Last night, as I’m sure we all know by now, was a very Republican night. I won’t go into the details on that; you can check 'em on CNN. And this thread isn’t about whether it’s good or bad that Republicans now control both houses of Congress along with the White House.
In fact, I’m not even sure if it’s a debate at all; it’s just a statement, maybe a rant. But if a debate can be found, go to it.
In this election, the Democrats have been, on a national level, laying low on the issues, treating each race as its own separate universe, taking Tip O’Neill’s aphorism, “All politics is local,” to its logical extreme.
It failed miserably. Compared to 2002, Al Gore’s run for president in 2000 was a shining success. And there’s a simple reason why. One can argue about whether Gore ran too populist a campaign, or whether he should have emphasized the Clinton administration’s accomplishments more, or whatever.
But it was clear that Gore stood for something. And we had a reasonably good idea of what. That gave half the population something to buy into. Gore’s virtual tie in the election had coattails: the Dems got a 50-50 Senate out of the deal, after having been several seats down in 1999-2000.
This year, though, all the national Democratic party seemed to want to do was duck and cover. And it showed.
The Republicans, over the past quarter-century, have made it abundantly clear what their core principles are. You can love 'em, or you can loathe 'em, but there’s no doubt what they’re about.
To say that what the Democrats stand for is a lot less clear is an understatement. They seem to be content to be “not the Republicans” and leave it vague after that.
At some point, though, you’ve got to stand for something. If the people don’t know what it is you’re selling, after awhile you’ve got to expect them to stop buying it.
I think we’ve reached that point. Last night would have been far worse for the Democrats, but for the ability of the politicians on both sides to collaborate on turning all but a handful of House districts in the country into “safe” seats. IOW, anti-democracy saved the Democrats’ asses last night.
For about the last three election cycles, I’ve been asking, as a Democrat, “Where’s OUR ‘Contract with America’?” When are the Dems going to state a handful of essential principles and issues, and run on them?

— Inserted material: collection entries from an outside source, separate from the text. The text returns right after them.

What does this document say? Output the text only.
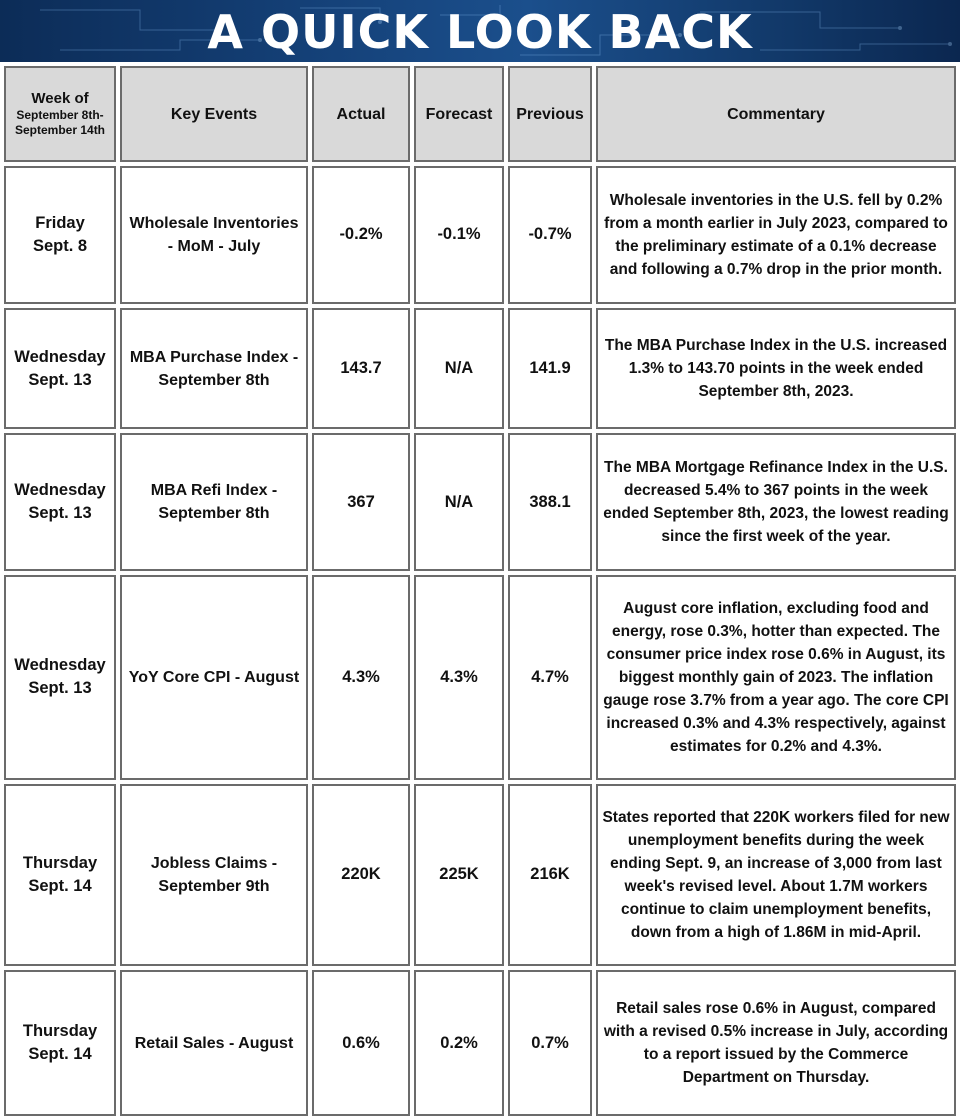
A QUICK LOOK BACK
Week of
September 8th-
September 14th	Key Events	Actual	Forecast	Previous	Commentary
Friday
Sept. 8	Wholesale Inventories - MoM - July	-0.2%	-0.1%	-0.7%	Wholesale inventories in the U.S. fell by 0.2% from a month earlier in July 2023, compared to the preliminary estimate of a 0.1% decrease and following a 0.7% drop in the prior month.
Wednesday
Sept. 13	MBA Purchase Index - September 8th	143.7	N/A	141.9	The MBA Purchase Index in the U.S. increased 1.3% to 143.70 points in the week ended September 8th, 2023.
Wednesday
Sept. 13	MBA Refi Index - September 8th	367	N/A	388.1	The MBA Mortgage Refinance Index in the U.S. decreased 5.4% to 367 points in the week ended September 8th, 2023, the lowest reading since the first week of the year.
Wednesday
Sept. 13	YoY Core CPI - August	4.3%	4.3%	4.7%	August core inflation, excluding food and energy, rose 0.3%, hotter than expected. The consumer price index rose 0.6% in August, its biggest monthly gain of 2023. The inflation gauge rose 3.7% from a year ago. The core CPI increased 0.3% and 4.3% respectively, against estimates for 0.2% and 4.3%.
Thursday
Sept. 14	Jobless Claims - September 9th	220K	225K	216K	States reported that 220K workers filed for new unemployment benefits during the week ending Sept. 9, an increase of 3,000 from last week's revised level. About 1.7M workers continue to claim unemployment benefits, down from a high of 1.86M in mid-April.
Thursday
Sept. 14	Retail Sales - August	0.6%	0.2%	0.7%	Retail sales rose 0.6% in August, compared with a revised 0.5% increase in July, according to a report issued by the Commerce Department on Thursday.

I’m sure Tip’s “All politics is local” aphorism worked for him, back in the days when the New Deal was recent and voters knew what the Democrats stood for, and liked it. Having the big stuff already working his way, the rest of it, for a Democrat in Tip’s day, was simply making sure that the results of the Democrats’ national stands showed up locally.
That won’t cut it anymore, though. I think it was Will Rogers who said, “I’m not a member of an organized political party. I’m a Democrat,” but if the Dems want to ever be the majority party again, it isn’t going to just fall in their lap due to demographic shifts, as some recent books have suggested. They’ve got to have something to sell that most voters want to buy into. And the first step is having something to sell.
With the Democrats, it isn’t at all clear what that is anymore. Until that changes, the right Presidential candidate isn’t going to save them; nothing will save them. They’ll just continue to lose ground.